Serves 5 – 6
Ingredients:
· 1-1.2 lbs. (450-500 g) Baby back ribs. (or protein of your choice)
· 1 cup of water or chicken stock.
· 1 can of rambutan stuffed with pineapple in syrup or fresh.
· 1 cup of cherry tomatoes.
· ½ cup of green peas or pea eggplant
· ¼ cup of Thai basil or basil (optional)
· 1 tablespoon of fish sauce (or 1 teaspoon salt for vegan version)
· 1 Spice Up Your Life red curry kit (coconut milk, red curry powder, palm sugar, kaffir leaves and dried Basil)
Directions:
1. Add 2/3 cup of coconut milk to the pot and simmer (8-10 minutes) until thick and coconut oil starts to separate from the coconut milk (if the oil doesn’t separate just proceed with the recipe or add ½ tablespoon of coconut oil).
2. Add 1 – 2 Tbsp of Red curry powder and stirring constantly on medium low for 1-2 minutes. (Start with small amount of curry powder, you can add more if you want spicier). Add baby back ribs and stir to mix well with curry sauce for 1-2 minutes. Add a bit of coconut milk if needed.

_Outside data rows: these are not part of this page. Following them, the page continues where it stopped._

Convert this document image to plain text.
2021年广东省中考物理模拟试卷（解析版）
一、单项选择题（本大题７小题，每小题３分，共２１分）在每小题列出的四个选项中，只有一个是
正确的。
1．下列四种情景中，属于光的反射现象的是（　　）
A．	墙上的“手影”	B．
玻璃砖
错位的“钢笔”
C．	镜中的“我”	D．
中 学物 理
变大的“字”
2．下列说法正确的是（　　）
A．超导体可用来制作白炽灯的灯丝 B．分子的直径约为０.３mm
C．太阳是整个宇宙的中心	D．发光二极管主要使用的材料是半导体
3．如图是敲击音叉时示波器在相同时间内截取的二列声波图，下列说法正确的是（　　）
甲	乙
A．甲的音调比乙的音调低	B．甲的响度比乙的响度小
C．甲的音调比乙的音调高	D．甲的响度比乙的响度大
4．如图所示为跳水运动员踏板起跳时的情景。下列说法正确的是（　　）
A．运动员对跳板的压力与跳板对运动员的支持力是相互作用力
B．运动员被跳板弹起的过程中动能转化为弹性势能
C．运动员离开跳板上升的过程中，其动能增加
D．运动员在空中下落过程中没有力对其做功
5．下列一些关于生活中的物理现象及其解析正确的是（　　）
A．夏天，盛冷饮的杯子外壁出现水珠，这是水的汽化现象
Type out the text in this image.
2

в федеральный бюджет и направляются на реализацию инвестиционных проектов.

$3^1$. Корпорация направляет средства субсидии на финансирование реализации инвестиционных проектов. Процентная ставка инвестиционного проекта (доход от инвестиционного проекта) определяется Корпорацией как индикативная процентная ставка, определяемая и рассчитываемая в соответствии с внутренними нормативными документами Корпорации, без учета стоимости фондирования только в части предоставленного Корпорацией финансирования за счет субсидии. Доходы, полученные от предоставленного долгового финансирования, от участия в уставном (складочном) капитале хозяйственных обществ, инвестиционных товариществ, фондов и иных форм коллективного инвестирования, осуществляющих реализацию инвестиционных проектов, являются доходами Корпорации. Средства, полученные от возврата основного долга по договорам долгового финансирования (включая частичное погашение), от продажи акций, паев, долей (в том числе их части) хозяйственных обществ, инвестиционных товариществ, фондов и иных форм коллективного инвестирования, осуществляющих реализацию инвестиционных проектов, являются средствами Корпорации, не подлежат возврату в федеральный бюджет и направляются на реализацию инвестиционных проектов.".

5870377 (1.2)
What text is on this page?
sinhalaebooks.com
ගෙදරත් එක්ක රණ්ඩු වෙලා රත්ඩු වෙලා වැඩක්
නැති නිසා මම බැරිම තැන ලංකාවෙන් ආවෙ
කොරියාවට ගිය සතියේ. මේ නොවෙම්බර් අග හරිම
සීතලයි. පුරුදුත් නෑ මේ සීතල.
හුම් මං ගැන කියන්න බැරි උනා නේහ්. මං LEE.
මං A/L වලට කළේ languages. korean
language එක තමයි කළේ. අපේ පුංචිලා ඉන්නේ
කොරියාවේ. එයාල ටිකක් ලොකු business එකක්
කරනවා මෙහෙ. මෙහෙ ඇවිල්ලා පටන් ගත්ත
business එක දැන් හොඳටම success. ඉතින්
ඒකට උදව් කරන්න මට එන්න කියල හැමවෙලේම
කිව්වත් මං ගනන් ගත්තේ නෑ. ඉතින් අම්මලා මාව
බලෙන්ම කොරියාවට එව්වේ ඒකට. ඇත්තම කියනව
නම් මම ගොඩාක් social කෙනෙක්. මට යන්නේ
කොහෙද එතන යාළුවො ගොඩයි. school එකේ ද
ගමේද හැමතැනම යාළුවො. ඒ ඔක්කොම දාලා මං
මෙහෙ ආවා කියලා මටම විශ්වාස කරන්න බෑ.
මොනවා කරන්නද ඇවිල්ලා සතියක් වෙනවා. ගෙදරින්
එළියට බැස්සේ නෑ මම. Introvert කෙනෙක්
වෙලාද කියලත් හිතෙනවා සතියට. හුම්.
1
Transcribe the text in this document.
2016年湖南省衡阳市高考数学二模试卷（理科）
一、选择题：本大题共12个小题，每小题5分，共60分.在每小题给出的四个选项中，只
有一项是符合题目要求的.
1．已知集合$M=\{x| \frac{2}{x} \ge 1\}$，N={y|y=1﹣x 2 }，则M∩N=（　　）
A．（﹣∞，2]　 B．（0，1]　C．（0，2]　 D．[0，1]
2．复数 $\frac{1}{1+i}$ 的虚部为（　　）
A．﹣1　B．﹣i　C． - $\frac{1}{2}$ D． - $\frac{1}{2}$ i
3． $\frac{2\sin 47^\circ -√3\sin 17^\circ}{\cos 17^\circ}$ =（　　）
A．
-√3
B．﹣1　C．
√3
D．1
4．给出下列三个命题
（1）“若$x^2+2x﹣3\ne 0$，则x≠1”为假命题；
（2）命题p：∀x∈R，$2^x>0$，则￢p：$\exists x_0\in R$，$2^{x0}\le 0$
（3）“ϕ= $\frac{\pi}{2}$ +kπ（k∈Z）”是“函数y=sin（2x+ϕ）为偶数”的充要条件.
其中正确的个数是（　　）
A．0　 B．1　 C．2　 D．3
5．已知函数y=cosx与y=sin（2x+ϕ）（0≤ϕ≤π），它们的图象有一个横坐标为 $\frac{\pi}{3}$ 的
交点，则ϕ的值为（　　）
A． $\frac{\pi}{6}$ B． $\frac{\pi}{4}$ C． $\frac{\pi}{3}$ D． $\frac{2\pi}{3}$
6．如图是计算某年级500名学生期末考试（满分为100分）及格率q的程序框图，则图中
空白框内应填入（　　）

3. Add the remaining coconut milk along with 1 cup of water or chicken stock, add 1 tbsp of palm sugar, 1 tbsp of fish sauce (or substitute 1 teaspoon of salt), add dried herbs. Bring to a boil and simmer for 10 minutes until baby back rib is cooked.
4. Rinse off syrup from rambutan stuffed with pineapple and set aside.
5. Bring curry to boil and add rambutan stuffed with pineapple and your choice of vegetables, cook for a few minutes then turn the heat off.
6. Taste and add more fish sauce, salt and/or palm sugar as needed.